探索開始・2
【四、職員室】
『ピンポンパンポーン』
中に入った途端、校内放送が鳴った。
「またか……」
『第一チェックポイントに到達しました。お疲れ様です。ここに謎はありませんので、どうぞ一息ついてください』
「どこで見てんだ?」
『謎がない代わり、皆さんには懐かしい卒業アルバムと文集を見ていただきます。応接テーブルにご用意してありますので、ごゆっくりご覧ください。お茶もご自由に。では、またのちほど。ピンポンパンポーン』
「おい、次どうすんだよ!? まったく、なんなんだよゲームマスターとか、なあ!」
……相づちも、ツッコミもこない。二人はどこに行ったのか。急に不安になってあたりを見回すと、とっくに応接ソファーに並んで座ってアルバムを見始めていた。ホッとするやら腹立たしいやら。
「なんだー、放送これだけー? 成ー、あったかいお茶あるよー」
のんびりした亜依に、怒る気も失せる。二人の向かいに腰かけ、祐紀がポットから紙コップに注いでくれたお茶を受け取った。
暖房の入っていない校舎は、三月末とはいえ冷える。腹は立つが、気のきくゲームマスターだ。
アルバムと文集には、しおりがわりに紙が挟まっていた。「三年生の教室へ」と、どこかの法律事務所の名刺。これもアイテムなのだろうか。
「あー、懐かしいなー……成がアンパンだった頃だー!」
祐紀が、しみじみとした口調でひどいことを言う。
「俺はずっと人間でした! アンパンだった頃などない!」
「だってほら見て! この顔、絶対あんこ入ってるって!」
「入ってませーん!」
太っていて顔が丸くてほっぺが赤かったことは認める。だが、あんこは入っていない。断じて。
「ところでさ」
隣でさんざん笑っていた亜依が、急に真面目な顔になった。
「この『おばけやしき』、変だよね?」
「変だよな」
「変だね」
俺たちは目を合わせ、少し声のトーンを落とした。どこかで誰かが聞いているのではないかと思ったからだ。
「成は、どこが気になる?」
「そもそも、おばけが出ないってこと。ゲームマスターの存在、どうやら俺たちのことをよく知ってるらしいこと。動きも把握されてる気がする」
「祐紀は?」
「成と同じ。何より、ほんとにあたしたちのことを調べてると思う」
祐紀は俺の肩からアイテム袋を外し、見取り図が挟んであるバインダーを取り出した。
「ご親切にメモ用の白紙もあったからさ、さっきの計算問題、写しておいたんだけど……見覚えない?」
四桁の数字が三つ。これを指示通りに足したり割ったりしていき、鍵の番号を出したようだ。じっと見ていると、一つ知っている並びがある。俺は慌ててスマホを取り出した。
「……俺の携帯の番号!? あと二つ、まさか」
「そう、あたしとお姉ちゃんの下四桁」
「なるほどね……」
今度は亜依が、バインダーから紙を一枚抜き取った。
「さっきのクロスワード。見て、これ」
タテのカギとヨコのカギ。一目見て分かった。うちにいた猫の名前、遊び場にしていた寺、姉妹が読んでいた雑誌。懐かしい記憶を呼び起こすものばかりだ。

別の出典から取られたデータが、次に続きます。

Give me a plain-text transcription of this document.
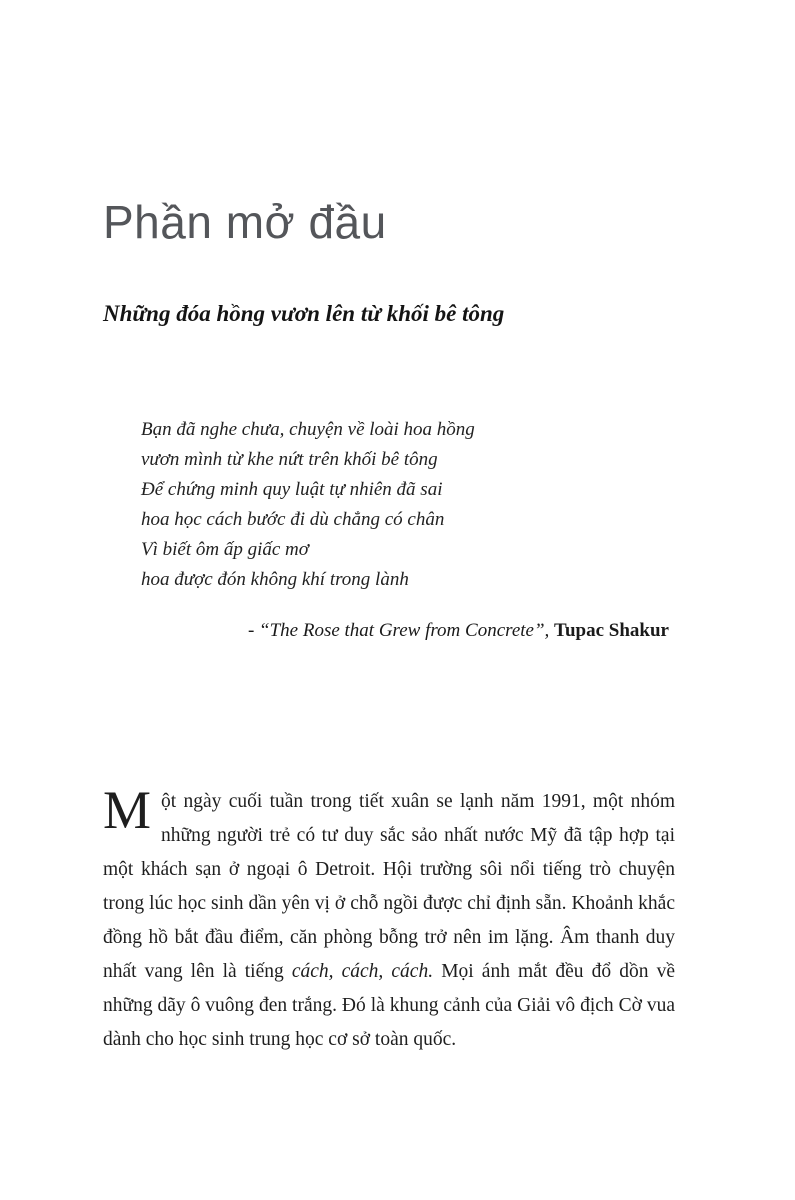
Phần mở đầu
Những đóa hồng vươn lên từ khối bê tông
Bạn đã nghe chưa, chuyện về loài hoa hồng
vươn mình từ khe nứt trên khối bê tông
Để chứng minh quy luật tự nhiên đã sai
hoa học cách bước đi dù chẳng có chân
Vì biết ôm ấp giấc mơ
hoa được đón không khí trong lành
- “The Rose that Grew from Concrete”, Tupac Shakur

Một ngày cuối tuần trong tiết xuân se lạnh năm 1991, một nhóm những người trẻ có tư duy sắc sảo nhất nước Mỹ đã tập hợp tại một khách sạn ở ngoại ô Detroit. Hội trường sôi nổi tiếng trò chuyện trong lúc học sinh dần yên vị ở chỗ ngồi được chỉ định sẵn. Khoảnh khắc đồng hồ bắt đầu điểm, căn phòng bỗng trở nên im lặng. Âm thanh duy nhất vang lên là tiếng cách, cách, cách. Mọi ánh mắt đều đổ dồn về những dãy ô vuông đen trắng. Đó là khung cảnh của Giải vô địch Cờ vua dành cho học sinh trung học cơ sở toàn quốc.
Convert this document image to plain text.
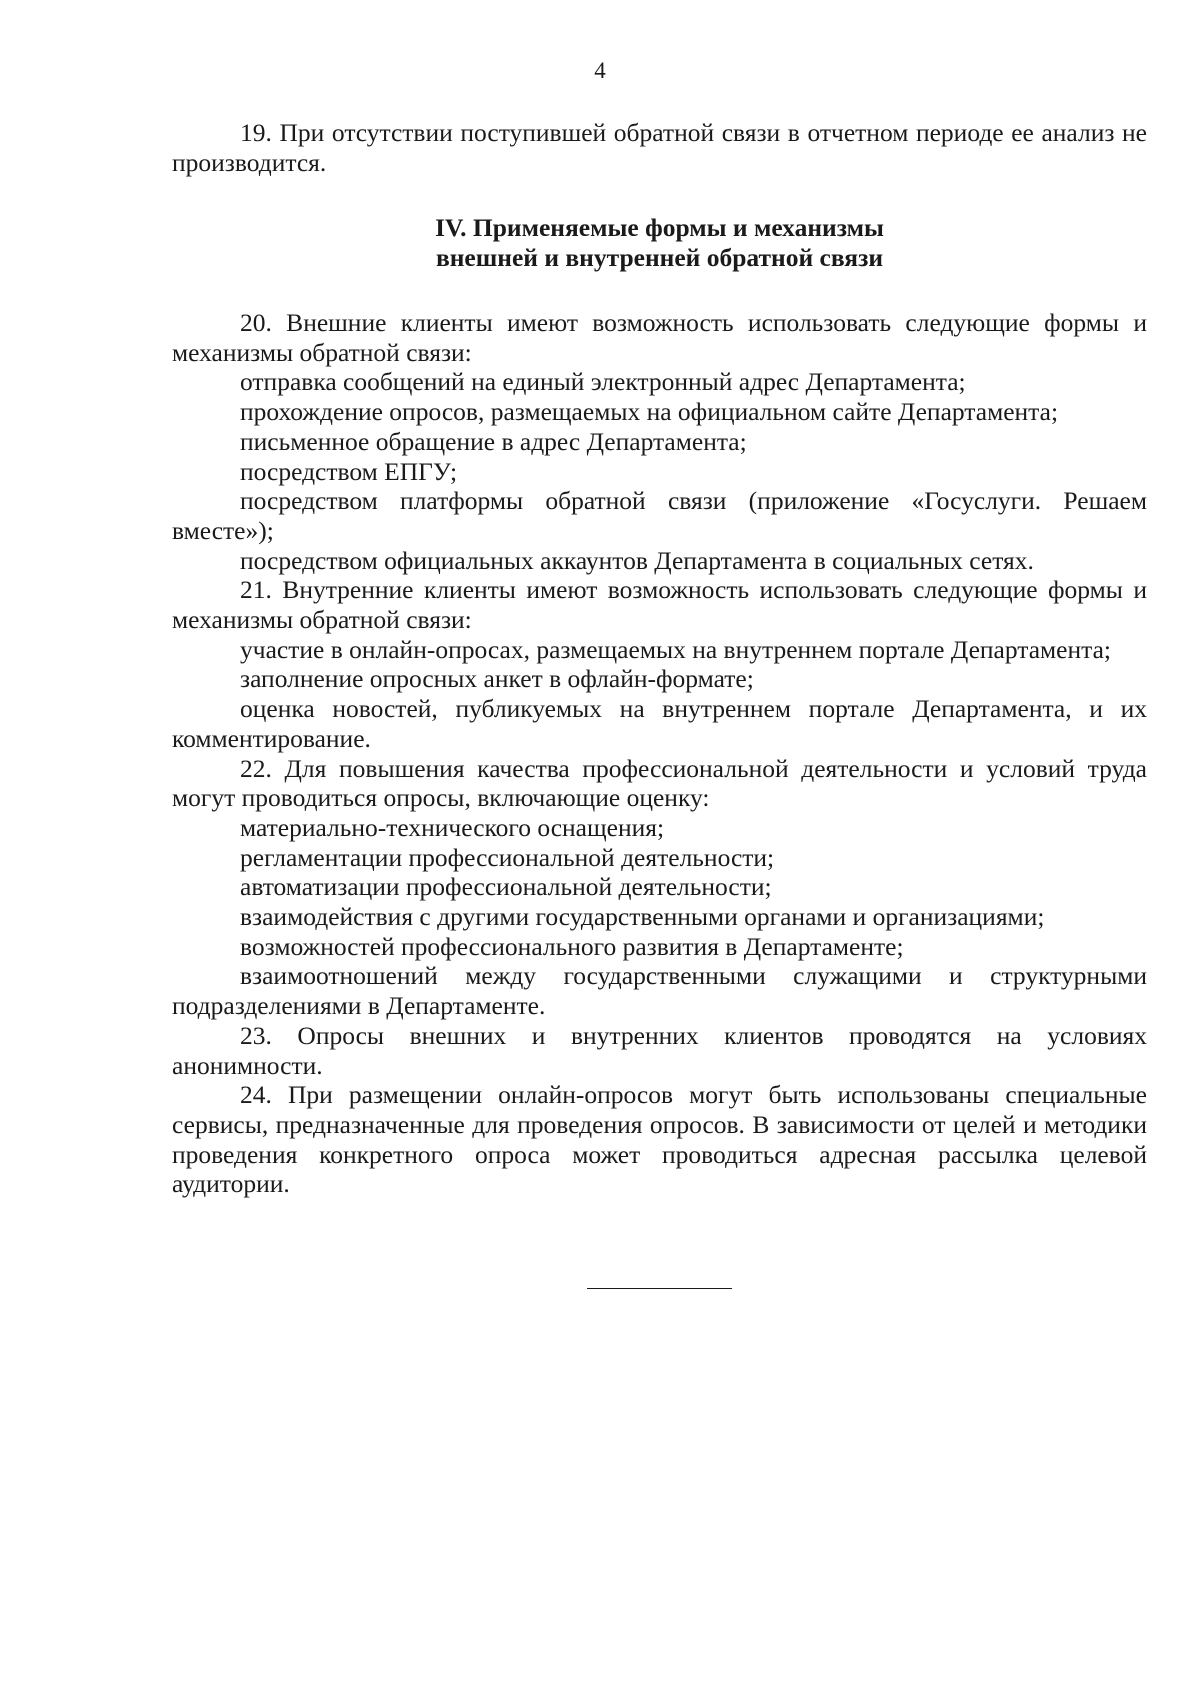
4

19. При отсутствии поступившей обратной связи в отчетном периоде ее анализ не производится.

IV. Применяемые формы и механизмы
внешней и внутренней обратной связи

20. Внешние клиенты имеют возможность использовать следующие формы и механизмы обратной связи:

отправка сообщений на единый электронный адрес Департамента;

прохождение опросов, размещаемых на официальном сайте Департамента;

письменное обращение в адрес Департамента;

посредством ЕПГУ;

посредством платформы обратной связи (приложение «Госуслуги. Решаем вместе»);

посредством официальных аккаунтов Департамента в социальных сетях.

21. Внутренние клиенты имеют возможность использовать следующие формы и механизмы обратной связи:

участие в онлайн-опросах, размещаемых на внутреннем портале Департамента;

заполнение опросных анкет в офлайн-формате;

оценка новостей, публикуемых на внутреннем портале Департамента, и их комментирование.

22. Для повышения качества профессиональной деятельности и условий труда могут проводиться опросы, включающие оценку:

материально-технического оснащения;

регламентации профессиональной деятельности;

автоматизации профессиональной деятельности;

взаимодействия с другими государственными органами и организациями;

возможностей профессионального развития в Департаменте;

взаимоотношений между государственными служащими и структурными подразделениями в Департаменте.

23. Опросы внешних и внутренних клиентов проводятся на условиях анонимности.

24. При размещении онлайн-опросов могут быть использованы специальные сервисы, предназначенные для проведения опросов. В зависимости от целей и методики проведения конкретного опроса может проводиться адресная рассылка целевой аудитории.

「そういえば、あたし二年生の時に花瓶にぶつかって割っちゃって泣いたんだよね……」
「そういえば俺も、三年生の時に図工で、絵の具塗るとおばけが浮き上がる絵を描いて怒られたな……」
「成、『だっているよ! 見えるよ! 嘘じゃないもん!』って泣き叫んでたよね」
「ああ……」
芋づる式に記憶がよみがえる。背筋が寒い。気温のせいばかりではない。
こんなに、個人の過去を調べられるものなのだろうか。
ゲームマスターのサムとは、いったい何者なのだろうか。
「どうやら、おばけじゃない種類の恐怖を味あわせてくれるみたいだね」
亜依が立ち上がる。苦笑いとも、泣き顔ともとれる表情で。
「長居は無用! 早く脱出しよう」
「そうだね、負けらんないねこれは!」
元気な姉妹。でも、半分はカラ元気だ。俺には分かる。いちばん弱かった俺を励ましてくれた、子供の頃のままだ。
「よっし、さっさと終わらせてゲームマスターに文句言ってやろう!」
立ち上がると、姉妹が俺を見上げている。今は、俺がいちばん大きい。いちばん強くありたい。
俺はアイテム袋を肩にかけ、先頭に立って職員室を出た。